In this procedure, your doctor first takes a small amount of blood from a vein in your arm and uses a centrifuge machine to separate the platelets and growth factors from other blood components. The process takes about 15 minutes. The doctor then injects this platelet-rich liquid, called plasma, directly into the plantar fascia, using ultrasound imaging to guide the injection.
The injection site may be sore for a few days to a week after treatment. Your doctor may recommend that you avoid strenuous activity and wear a walking boot to keep pressure off the foot. You may also need to avoid anti-inflammatory medications for two to four weeks after an injection, while the plantar fascia heals. The platelet-rich plasma injection stimulates the body’s inflammatory response, an important part of healing that could be inhibited if anti-inflammatory drugs are taken.
You may start to experience improvements in your injury four to eight weeks after injection. The treatment can be repeated if your plantar fasciitis returns.
Emerging evidence shows that a botulinum toxin injection may help to relax the plantar fascia, alleviating pain caused by plantar fasciitis. Botulinum toxin, more commonly known as Botox, is a protein produced by a type of bacterium, Clostridium botulinum. Your doctor may talk to you about this option for treating plantar fasciitis.

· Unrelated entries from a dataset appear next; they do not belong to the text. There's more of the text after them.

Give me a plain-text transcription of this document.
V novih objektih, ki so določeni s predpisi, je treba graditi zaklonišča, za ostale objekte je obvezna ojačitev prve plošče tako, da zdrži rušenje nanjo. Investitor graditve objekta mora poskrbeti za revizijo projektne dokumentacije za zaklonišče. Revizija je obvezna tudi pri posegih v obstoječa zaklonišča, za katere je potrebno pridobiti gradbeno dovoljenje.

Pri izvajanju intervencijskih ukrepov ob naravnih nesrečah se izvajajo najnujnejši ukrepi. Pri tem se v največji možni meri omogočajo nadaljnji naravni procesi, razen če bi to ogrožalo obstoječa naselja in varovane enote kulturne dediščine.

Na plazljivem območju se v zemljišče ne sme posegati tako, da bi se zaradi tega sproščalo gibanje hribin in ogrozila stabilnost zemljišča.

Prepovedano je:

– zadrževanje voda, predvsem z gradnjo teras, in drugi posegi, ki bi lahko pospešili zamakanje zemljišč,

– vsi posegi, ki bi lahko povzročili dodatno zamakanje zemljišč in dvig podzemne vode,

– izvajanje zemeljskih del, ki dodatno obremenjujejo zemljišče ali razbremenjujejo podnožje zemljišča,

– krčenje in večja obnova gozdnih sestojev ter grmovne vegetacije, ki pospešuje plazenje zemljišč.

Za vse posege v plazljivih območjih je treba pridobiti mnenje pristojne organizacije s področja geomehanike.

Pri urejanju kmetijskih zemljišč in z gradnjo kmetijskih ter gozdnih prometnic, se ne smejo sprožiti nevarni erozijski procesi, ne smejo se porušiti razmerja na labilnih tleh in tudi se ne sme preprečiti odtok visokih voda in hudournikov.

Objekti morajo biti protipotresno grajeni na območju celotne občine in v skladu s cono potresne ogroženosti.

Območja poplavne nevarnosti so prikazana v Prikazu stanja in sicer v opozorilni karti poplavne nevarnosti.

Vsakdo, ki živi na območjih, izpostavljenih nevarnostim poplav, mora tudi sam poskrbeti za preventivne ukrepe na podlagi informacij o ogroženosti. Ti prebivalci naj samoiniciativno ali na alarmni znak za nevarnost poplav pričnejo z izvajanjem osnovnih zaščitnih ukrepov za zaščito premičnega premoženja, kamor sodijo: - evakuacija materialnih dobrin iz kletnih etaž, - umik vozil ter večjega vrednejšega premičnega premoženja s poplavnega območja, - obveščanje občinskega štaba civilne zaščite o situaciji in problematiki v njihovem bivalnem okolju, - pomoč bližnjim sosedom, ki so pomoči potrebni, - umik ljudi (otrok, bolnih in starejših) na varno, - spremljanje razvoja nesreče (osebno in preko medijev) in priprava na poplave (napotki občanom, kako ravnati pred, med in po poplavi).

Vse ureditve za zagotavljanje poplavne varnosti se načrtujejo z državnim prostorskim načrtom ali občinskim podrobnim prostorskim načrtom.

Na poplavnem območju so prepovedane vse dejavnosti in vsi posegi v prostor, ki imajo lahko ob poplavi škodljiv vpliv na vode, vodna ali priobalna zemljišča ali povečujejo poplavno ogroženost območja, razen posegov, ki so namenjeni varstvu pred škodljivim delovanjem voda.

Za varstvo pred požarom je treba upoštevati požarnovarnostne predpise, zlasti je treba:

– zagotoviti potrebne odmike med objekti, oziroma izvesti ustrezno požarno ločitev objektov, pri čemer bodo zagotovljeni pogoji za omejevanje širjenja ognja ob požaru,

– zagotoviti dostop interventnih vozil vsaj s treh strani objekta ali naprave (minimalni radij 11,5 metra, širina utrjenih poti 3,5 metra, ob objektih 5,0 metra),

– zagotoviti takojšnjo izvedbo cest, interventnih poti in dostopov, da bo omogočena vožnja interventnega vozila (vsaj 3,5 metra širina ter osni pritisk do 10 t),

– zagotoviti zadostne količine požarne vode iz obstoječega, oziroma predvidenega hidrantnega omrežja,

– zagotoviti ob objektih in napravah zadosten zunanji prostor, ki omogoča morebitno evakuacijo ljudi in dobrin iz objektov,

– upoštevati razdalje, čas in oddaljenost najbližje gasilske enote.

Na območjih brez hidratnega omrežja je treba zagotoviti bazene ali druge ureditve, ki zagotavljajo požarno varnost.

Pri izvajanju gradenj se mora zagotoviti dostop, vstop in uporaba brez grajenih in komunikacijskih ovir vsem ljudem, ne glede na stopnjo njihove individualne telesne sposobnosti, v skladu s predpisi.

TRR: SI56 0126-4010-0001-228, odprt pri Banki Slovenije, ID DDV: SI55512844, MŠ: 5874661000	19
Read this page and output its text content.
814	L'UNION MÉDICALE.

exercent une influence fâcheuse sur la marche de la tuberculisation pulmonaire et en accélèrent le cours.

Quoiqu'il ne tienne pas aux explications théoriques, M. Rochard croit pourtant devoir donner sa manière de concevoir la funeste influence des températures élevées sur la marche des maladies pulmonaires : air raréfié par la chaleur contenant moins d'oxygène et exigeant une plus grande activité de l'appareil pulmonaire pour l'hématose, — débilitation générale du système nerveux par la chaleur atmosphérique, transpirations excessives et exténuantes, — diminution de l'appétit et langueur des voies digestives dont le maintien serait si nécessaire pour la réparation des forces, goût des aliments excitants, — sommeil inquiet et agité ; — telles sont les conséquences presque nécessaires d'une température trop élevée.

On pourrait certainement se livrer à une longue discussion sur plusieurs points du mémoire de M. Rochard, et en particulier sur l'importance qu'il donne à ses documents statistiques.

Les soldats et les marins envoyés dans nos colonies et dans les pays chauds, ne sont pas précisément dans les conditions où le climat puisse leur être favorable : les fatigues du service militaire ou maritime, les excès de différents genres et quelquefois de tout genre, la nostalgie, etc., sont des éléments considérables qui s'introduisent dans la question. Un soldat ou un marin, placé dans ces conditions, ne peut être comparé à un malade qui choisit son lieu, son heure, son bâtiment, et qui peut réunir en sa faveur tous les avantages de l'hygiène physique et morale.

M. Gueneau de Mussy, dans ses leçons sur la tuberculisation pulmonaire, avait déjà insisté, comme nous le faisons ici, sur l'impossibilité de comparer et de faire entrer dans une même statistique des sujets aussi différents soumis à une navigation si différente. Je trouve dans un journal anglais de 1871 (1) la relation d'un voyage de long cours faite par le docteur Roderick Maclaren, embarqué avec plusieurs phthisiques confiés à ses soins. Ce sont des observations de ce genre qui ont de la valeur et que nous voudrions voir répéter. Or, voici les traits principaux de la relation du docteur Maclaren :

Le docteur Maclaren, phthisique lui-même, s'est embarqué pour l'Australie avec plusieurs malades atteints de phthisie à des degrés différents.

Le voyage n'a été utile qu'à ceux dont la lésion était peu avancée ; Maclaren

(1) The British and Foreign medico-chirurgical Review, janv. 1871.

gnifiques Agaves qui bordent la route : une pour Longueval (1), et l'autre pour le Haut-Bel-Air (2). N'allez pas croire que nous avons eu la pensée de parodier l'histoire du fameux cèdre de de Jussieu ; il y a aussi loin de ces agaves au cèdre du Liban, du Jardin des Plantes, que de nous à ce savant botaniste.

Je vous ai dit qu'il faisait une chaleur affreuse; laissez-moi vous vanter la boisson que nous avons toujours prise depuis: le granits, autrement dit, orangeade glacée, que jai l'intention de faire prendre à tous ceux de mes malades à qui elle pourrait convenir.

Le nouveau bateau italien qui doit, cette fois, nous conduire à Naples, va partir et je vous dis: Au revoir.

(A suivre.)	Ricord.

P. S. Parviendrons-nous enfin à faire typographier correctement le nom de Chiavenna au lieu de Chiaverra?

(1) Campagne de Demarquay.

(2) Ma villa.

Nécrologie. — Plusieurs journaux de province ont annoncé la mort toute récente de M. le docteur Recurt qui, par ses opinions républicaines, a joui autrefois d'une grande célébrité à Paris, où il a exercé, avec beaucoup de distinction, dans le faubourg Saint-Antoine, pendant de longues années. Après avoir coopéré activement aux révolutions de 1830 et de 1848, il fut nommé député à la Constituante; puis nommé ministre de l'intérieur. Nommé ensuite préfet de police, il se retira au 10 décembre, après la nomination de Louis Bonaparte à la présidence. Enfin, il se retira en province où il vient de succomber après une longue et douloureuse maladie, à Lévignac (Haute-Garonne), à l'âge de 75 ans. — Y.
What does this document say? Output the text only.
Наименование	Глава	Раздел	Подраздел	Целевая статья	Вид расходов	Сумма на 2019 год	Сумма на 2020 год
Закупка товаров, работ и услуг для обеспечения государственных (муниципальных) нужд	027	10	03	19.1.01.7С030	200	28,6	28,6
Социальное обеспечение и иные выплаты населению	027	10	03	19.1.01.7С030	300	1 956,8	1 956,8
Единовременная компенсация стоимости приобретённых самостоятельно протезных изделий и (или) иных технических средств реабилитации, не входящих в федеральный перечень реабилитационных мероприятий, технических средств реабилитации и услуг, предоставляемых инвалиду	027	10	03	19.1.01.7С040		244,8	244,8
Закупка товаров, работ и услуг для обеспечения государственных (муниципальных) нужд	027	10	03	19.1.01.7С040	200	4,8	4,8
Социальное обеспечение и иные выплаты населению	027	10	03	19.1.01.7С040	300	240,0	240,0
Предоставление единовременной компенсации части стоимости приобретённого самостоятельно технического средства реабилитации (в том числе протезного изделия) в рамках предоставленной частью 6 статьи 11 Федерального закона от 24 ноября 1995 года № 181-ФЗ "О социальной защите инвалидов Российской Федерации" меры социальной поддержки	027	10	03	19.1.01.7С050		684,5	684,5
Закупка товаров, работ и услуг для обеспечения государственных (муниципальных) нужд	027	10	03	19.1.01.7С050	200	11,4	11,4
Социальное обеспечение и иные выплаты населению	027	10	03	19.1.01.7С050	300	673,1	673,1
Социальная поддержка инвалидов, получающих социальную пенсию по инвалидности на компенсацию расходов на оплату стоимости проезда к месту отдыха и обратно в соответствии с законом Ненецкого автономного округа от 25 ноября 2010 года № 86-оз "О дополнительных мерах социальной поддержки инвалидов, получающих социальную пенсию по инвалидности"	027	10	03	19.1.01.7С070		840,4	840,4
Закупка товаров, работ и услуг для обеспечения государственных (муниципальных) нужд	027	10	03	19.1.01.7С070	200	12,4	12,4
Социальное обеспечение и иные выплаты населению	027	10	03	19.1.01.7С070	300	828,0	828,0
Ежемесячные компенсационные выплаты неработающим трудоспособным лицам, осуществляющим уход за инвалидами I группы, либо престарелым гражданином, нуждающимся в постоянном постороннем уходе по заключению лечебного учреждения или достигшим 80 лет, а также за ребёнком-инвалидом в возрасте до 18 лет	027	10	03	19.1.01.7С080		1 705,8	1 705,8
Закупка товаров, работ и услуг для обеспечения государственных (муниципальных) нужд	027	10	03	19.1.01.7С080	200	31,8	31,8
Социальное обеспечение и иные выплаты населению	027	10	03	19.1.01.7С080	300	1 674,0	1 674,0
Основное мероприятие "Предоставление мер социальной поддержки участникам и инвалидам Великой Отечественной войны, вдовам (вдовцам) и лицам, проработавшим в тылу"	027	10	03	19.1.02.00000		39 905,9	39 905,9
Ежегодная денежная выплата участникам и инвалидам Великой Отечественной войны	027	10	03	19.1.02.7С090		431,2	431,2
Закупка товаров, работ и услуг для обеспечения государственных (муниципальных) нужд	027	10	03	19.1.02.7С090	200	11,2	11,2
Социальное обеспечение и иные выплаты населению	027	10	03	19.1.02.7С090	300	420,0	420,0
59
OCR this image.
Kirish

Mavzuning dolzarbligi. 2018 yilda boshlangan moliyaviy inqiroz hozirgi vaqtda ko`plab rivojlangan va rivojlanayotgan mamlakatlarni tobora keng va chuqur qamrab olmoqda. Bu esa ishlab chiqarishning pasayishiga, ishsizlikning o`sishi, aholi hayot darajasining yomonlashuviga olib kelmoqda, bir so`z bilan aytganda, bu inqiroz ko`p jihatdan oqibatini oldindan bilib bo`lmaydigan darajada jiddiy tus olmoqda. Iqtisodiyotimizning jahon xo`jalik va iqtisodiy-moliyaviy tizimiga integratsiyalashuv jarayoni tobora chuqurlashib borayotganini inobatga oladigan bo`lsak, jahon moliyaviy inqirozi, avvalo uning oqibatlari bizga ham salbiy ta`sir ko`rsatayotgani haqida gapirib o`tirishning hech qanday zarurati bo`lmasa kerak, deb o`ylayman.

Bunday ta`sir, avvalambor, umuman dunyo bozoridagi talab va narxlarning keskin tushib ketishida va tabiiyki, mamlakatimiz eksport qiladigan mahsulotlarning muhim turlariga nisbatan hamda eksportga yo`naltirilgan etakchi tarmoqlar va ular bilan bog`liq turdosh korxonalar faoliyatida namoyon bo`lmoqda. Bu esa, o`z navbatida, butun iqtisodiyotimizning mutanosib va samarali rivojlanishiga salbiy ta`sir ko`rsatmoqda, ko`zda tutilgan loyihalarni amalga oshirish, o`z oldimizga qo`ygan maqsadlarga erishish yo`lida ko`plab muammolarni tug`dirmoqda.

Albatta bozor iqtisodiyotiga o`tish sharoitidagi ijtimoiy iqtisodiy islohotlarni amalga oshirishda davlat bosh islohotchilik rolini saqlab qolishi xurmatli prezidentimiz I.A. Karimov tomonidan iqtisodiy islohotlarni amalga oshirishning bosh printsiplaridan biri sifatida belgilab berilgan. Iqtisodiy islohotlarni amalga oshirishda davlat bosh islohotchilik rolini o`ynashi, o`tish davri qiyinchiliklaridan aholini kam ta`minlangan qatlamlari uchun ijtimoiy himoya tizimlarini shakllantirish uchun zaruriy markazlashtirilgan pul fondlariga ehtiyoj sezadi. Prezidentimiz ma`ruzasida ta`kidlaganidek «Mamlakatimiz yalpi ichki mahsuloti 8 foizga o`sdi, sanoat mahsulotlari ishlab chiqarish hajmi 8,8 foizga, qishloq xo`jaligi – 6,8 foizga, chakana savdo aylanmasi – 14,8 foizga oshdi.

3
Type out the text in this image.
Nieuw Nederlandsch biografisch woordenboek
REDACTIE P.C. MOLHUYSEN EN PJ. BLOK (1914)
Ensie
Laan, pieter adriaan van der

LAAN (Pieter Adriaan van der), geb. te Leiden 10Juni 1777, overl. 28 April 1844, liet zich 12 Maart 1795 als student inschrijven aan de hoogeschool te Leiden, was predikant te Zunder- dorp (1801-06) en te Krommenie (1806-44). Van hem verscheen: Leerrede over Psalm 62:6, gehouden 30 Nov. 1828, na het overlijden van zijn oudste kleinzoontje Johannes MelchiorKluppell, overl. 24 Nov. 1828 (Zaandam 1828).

Shock wave therapy is a noninvasive, in-office procedure that may help the plantar fascia to heal. NYU Langone doctors use extracorporeal pulse technology, or EPAT, which consists of special pressure waves that may stimulate the production of the protein collagen, helping to repair damaged tissue. Treatment for plantar fasciitis occurs once a week for five weeks. Each session takes about 10 to 15 minutes. Improvements in pain and inflammation may be seen at four to six weeks after treatment. Shock wave therapy does not cause pain at the treatment site.
Acupuncture, the use of thin needles inserted into the skin, may provide short-term pain relief from plantar fasciitis. Our practitioners use trigger point acupuncture, which targets specific areas of the foot and ankle to release tightness in the foot muscles and plantar fascia. Acupuncture is offered as part of NYU Langone’s outpatient integrative health services.